I had a long discussion with some guys about why the Australian states each developed a separate railroad gauge. I couldn't understand it. In US history the railroad was the handmaiden of property development. Railroad engineers would be bribed to shift the line so as to boost real estate values. So why should the Australian states not see the value in a standard gauge?

The answer probably lies in the different histories. Joining the American east and west coasts was a vital part of achieving Manifest Destiny. But which Manifest Destiny? Some southern states hated the transcontinental railroad because it meant the end of the dominance of river traffic along the Mississippi. It meant New York and Boston, rather than New Orleans, would be the gateway to the Midwest.

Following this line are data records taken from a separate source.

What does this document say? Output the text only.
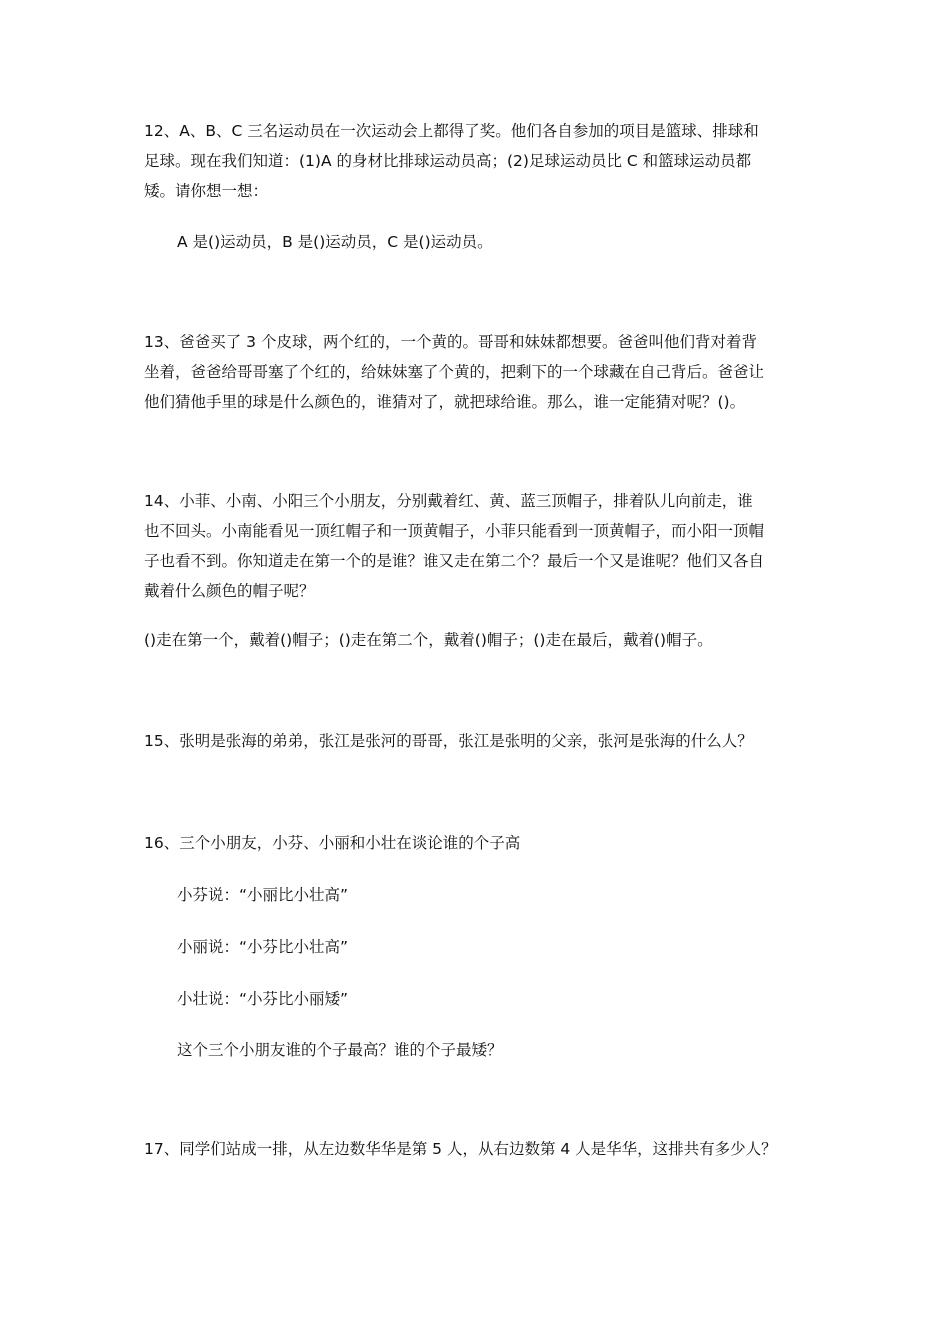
12、A、B、C 三名运动员在一次运动会上都得了奖。他们各自参加的项目是篮球、排球和
足球。现在我们知道：(1)A 的身材比排球运动员高；(2)足球运动员比 C 和篮球运动员都
矮。请你想一想：
A 是()运动员，B 是()运动员，C 是()运动员。
13、爸爸买了 3 个皮球，两个红的，一个黄的。哥哥和妹妹都想要。爸爸叫他们背对着背
坐着，爸爸给哥哥塞了个红的，给妹妹塞了个黄的，把剩下的一个球藏在自己背后。爸爸让
他们猜他手里的球是什么颜色的，谁猜对了，就把球给谁。那么，谁一定能猜对呢？()。
14、小菲、小南、小阳三个小朋友，分别戴着红、黄、蓝三顶帽子，排着队儿向前走，谁
也不回头。小南能看见一顶红帽子和一顶黄帽子，小菲只能看到一顶黄帽子，而小阳一顶帽
子也看不到。你知道走在第一个的是谁？谁又走在第二个？最后一个又是谁呢？他们又各自
戴着什么颜色的帽子呢？
()走在第一个，戴着()帽子；()走在第二个，戴着()帽子；()走在最后，戴着()帽子。
15、张明是张海的弟弟，张江是张河的哥哥，张江是张明的父亲，张河是张海的什么人？
16、三个小朋友，小芬、小丽和小壮在谈论谁的个子高
小芬说：“小丽比小壮高”
小丽说：“小芬比小壮高”
小壮说：“小芬比小丽矮”
这个三个小朋友谁的个子最高？谁的个子最矮？
17、同学们站成一排，从左边数华华是第 5 人，从右边数第 4 人是华华，这排共有多少人？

Australia, by contrast, was very much a colonial creature of Britain until fairly recently. The continent was secured by the Royal Navy. There less urgency to penetrating the interior. And so the gauges could be different. It was the luxury of free security that made it possible. There never was the equivalent of the Mexican-American War. Not even the equivalent of the War of 1812.

From the very beginning America was self-conciously a nation. Australia discovered it was one. It's interesting to reflect on which psychological differences between Australia and the USA are rooted in history.

11/15/2007 12:37:00 AM  
Blogger NahnCee said...

The old robber barons like Leland Stanford, John D. Rockefeller, Cornelius Vanderbilt, and William Randolph Hearst didn't let a little thing like government or the law get in the way of development and making money.

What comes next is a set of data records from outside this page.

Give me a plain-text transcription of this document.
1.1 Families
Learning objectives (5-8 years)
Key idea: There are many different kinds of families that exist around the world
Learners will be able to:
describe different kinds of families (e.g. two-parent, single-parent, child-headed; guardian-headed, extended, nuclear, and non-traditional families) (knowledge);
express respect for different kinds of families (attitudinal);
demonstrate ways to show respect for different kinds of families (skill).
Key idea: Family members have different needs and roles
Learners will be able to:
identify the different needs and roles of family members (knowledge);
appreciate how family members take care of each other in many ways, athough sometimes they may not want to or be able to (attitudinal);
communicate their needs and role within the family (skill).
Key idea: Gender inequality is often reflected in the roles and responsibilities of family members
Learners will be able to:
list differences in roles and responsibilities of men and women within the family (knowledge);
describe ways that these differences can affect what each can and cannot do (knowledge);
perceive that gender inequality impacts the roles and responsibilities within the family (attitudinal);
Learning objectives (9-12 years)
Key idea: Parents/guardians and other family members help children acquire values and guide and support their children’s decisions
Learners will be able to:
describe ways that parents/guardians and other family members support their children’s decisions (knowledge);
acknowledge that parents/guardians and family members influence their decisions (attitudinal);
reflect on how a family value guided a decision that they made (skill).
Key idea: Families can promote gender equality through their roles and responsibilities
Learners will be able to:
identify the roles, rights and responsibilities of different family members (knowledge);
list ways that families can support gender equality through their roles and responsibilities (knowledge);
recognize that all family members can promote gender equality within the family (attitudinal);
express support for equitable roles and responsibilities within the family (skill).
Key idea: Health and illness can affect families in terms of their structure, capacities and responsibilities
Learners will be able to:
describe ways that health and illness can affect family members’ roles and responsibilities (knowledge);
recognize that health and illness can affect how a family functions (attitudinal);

Hearst even fabricated a war (the Spanish American war) in order to have better headlines to sell more newspapers. Interesting that Punch Sulzberger and the NY Times has had the opposite experience with Iraq, and are selling FEWER newspapers, to the point of bankruptcy.

11/15/2007 06:29:00 AM  
Blogger NahnCee said...

From the very beginning America was self-conciously a nation.

See - this is another one of those comments that just doesn't ring true to a American. We are not self-conscious, but tend more towards isolationism. We don't pay attention to what people in the rest of the world are doing because we just don't care. That's what drive the French crazy, because they're prancing around poofed up like a peacock, and we simply don't care enough about France to even notice.

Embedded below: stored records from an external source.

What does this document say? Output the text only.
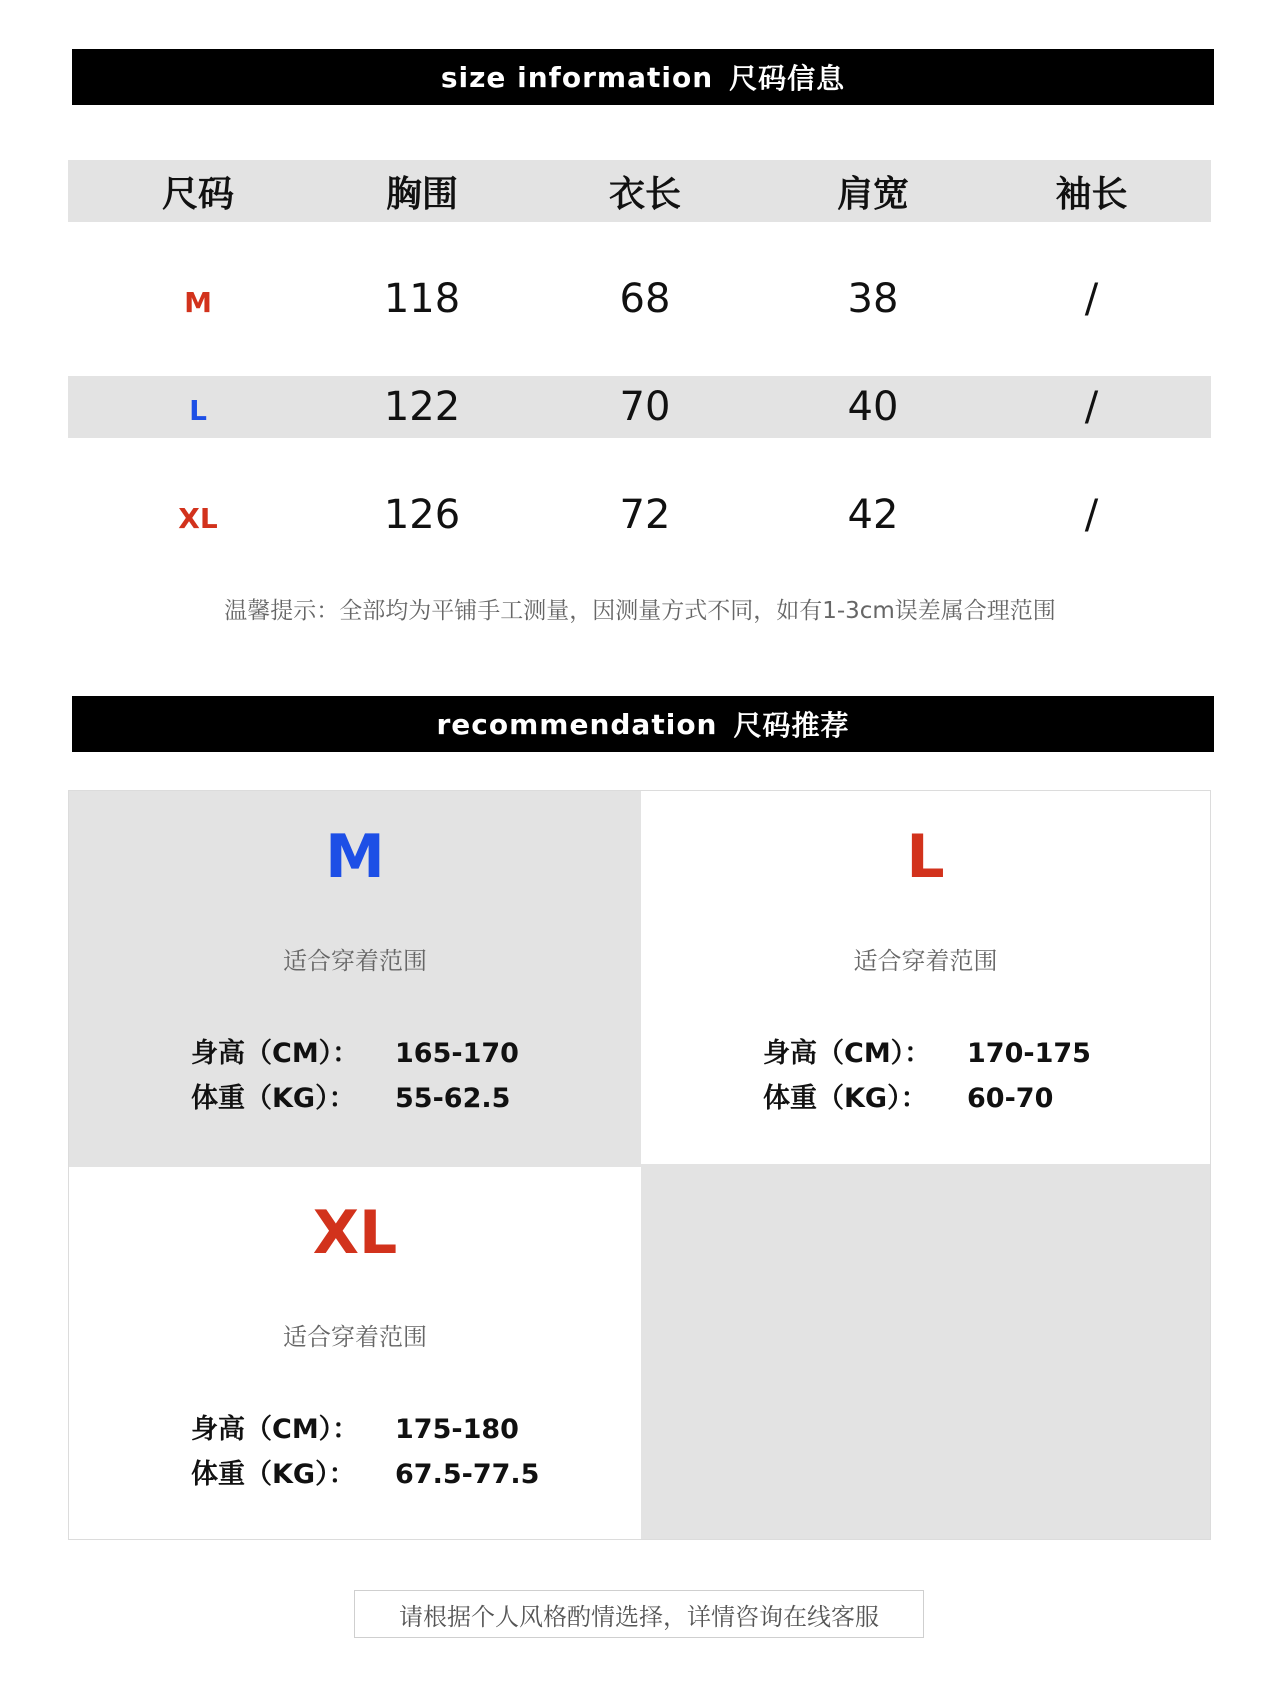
size information 尺码信息
尺码	胸围	衣长	肩宽	袖长
M	118	68	38	/
L	122	70	40	/
XL	126	72	42	/
温馨提示：全部均为平铺手工测量，因测量方式不同，如有1-3cm误差属合理范围
recommendation 尺码推荐
M
适合穿着范围
身高（CM）： 165-170
体重（KG）： 55-62.5
L
适合穿着范围
身高（CM）： 170-175
体重（KG）： 60-70
XL
适合穿着范围
身高（CM）： 175-180
体重（KG）： 67.5-77.5
请根据个人风格酌情选择，详情咨询在线客服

We're pretty focused and insistent upon maintaining our Constitution and the laws the country was built upon, but that's not for show. The last few years we're trying to demonstrate to a bunch of savage overseas that they'd better learn this democracy thing or we'll have to severely punish them, possibly until a nuclear death.

But that's part of the cool factor, I think, that makes the rest of the world want to be like us: that we simply don't care what they think, and it will take demolishing two of our highest skyscrapers to make us sit up and take notice.